MergeTree in ClickHouse: Compaction

January 24, 2022

First off, I thought MergeTree was just like leveldb’s LSM, but after digging into ClickHouse’s MergeTree, I couldn’t find any of the familiar stuff, and I was confused for a while.

First, leveldb’s LSM has WAL + MemTable + SSTable. When reading data, each level has an iterator that forms a MergeIterator, reflecting the latest updates. Running compaction mainly cleans up old data and keeps the new data, mainly serving updates: on the basis of immutable files, it implements mutable KV semantics. By compacting, it reduces the number of files that need to be scanned for queries, thus improving query performance.

However, ClickHouse’s MergeTree doesn’t need updates that much. The rows in the table is a series of events, which can be considered as append-only (ALTER TABLE … UPDATE .. is equivalent to rewriting the entire table, which doesn’t sound like something you’d do for fun).

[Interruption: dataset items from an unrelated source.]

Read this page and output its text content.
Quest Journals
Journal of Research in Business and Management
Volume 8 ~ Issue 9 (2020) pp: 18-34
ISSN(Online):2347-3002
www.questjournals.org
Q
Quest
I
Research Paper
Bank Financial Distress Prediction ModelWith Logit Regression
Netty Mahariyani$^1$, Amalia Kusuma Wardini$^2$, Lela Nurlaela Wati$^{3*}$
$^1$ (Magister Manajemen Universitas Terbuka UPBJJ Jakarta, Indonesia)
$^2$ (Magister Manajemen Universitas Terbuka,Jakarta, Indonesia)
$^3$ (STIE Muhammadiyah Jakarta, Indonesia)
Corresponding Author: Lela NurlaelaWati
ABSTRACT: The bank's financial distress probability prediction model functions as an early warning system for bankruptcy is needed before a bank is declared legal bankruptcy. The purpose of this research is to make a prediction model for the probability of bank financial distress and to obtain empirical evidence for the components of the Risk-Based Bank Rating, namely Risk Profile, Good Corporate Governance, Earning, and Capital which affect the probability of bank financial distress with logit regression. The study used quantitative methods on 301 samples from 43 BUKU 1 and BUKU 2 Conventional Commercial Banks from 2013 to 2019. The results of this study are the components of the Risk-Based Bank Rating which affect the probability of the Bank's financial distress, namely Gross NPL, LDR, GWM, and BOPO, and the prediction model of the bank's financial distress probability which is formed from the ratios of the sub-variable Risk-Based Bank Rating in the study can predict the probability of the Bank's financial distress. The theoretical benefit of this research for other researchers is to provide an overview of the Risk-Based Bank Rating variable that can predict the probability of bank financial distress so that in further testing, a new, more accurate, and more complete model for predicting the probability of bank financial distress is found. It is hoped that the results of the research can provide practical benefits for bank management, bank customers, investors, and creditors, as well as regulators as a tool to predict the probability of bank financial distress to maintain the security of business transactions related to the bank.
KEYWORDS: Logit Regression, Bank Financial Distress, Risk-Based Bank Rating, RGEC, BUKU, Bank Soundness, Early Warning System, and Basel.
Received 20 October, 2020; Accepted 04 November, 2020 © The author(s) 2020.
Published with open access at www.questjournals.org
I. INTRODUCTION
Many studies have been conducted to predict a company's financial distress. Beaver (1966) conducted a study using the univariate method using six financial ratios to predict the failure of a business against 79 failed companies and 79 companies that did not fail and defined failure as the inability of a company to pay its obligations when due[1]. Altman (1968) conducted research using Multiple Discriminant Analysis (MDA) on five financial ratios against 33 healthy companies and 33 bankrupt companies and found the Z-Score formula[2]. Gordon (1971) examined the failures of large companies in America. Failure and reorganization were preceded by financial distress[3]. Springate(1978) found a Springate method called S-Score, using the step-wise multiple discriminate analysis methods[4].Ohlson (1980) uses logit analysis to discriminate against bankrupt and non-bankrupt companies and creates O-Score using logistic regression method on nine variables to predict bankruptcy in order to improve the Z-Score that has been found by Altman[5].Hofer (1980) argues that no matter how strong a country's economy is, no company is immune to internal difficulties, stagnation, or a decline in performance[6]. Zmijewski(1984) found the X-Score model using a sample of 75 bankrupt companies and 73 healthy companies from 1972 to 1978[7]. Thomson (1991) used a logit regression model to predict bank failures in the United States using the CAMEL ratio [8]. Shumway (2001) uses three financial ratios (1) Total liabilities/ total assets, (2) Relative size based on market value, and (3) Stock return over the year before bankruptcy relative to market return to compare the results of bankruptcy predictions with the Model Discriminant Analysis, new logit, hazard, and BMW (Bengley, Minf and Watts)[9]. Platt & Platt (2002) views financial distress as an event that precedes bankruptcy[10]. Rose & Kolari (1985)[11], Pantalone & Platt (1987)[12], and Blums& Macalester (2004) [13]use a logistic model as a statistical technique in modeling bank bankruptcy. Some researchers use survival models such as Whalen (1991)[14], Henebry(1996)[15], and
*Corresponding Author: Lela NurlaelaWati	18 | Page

So, ClickHouse doesn’t have MemTable and WAL, and it doesn’t need them because batching is the user’s responsibility. Each write operation is written to disk as a part.

One single write operation may generates a bunch of files, which is unimaginable in OLTP scenarios. In OLAP it’s okay, it asks users to batch rows, but if you end up with 10,000 parts, scanning can be a bit tough. Data is only ordered within parts, and a lot of merging is needed during scanning.

For ClickHouse, the fewer parts, the closer the ordered data, allowing for more efficient pruning during scanning, since there are fewer parts to prune. The compaction operation here is consistent with leveldb: by compacting, it reduces the number of files related to scanning and the amount of work needed for merging.

After running compaction, ClickHouse will eventually merge all parts of the table into one part. If there’s a partition configuration, it will merge all parts within the partition into one part. Intuitively, if you have a large table, partitioning by time dimension should make a lot of sense.

After running compaction, one partition corresponds to one part in the final state, but part is actually not an abbreviation for partition. Personally, I think it can be understood like this: a part corresponds to one write operation of a partition. If no partition key is specified, the entire table is considered one partition.

In Leveldb, the changes before & after compaction is reflected in the changes of the manifest files. However, ClickHouse doesn’t seem to have a file equivalent to manifest. It changes the metadata of the part directory name, and the format of the part directory name is like this:

{partition}_{minBlockNum}_{maxBlockNum}_{level}

(This min max thing looks similar to something in MESA)

Each new part increments the data block number, and the minBlockNum and maxBlockNum of the newly inserted part are the same. For example, after 5 consecutive inserts, the parts will be:

202102_1_1_0/
202102_2_2_0/
202102_3_3_0/
202102_4_4_0/
202102_5_5_0/

If you only run compaction on 202102_1_1_0, 202102_2_2_0, and 2021_3_3_0, the new directory will be:

202102_1_1_0/
202102_2_2_0/
202102_3_3_0/
202102_1_3_1/
202102_4_4_0/
202102_5_5_0/

The _1_3 in the 202102_1_3_1 filename indicates that this part contains the complete data from the three parts 1_1 to 3_3, so the three parts 202102_1_1_0, 2021_2_2_0, and 2021_3_3_0 can theoretically be cleaned up at any time. But they won’t be deleted immediately; they’ll wait for the background task to slowly gc them.

The _1 at the end is the level, indicating the number of compactions.

If you run compaction again on 202102_1_3_1 and 2021_4_4_0, the new directory will be:

202102_1_1_0/
202102_2_2_0/
202102_3_3_0/
202102_1_3_1/
202102_4_4_0/
202102_1_4_2/
202102_5_5_0/

Here’s a diagram:

A block number corresponds to a raw part of data. Due to compaction, this data might exist in multiple parts at the same time. For ClickHouse, the read strategy seems to be: if multiple parts contain the same block, use the part with the highest level.

Summary:

In ClickHouse’s MergeTree, there’s no WAL or MemTable like in LevelDB. That’s the user’s responsibility.
Each write defaults to creating a new part directory, with data ordered within the part.
Compaction is done at the partition level, eventually merging into one part.
ClickHouse doesn’t need a manifest file like LevelDB to store metadata. It identifies the active part files through the naming convention of part filenames.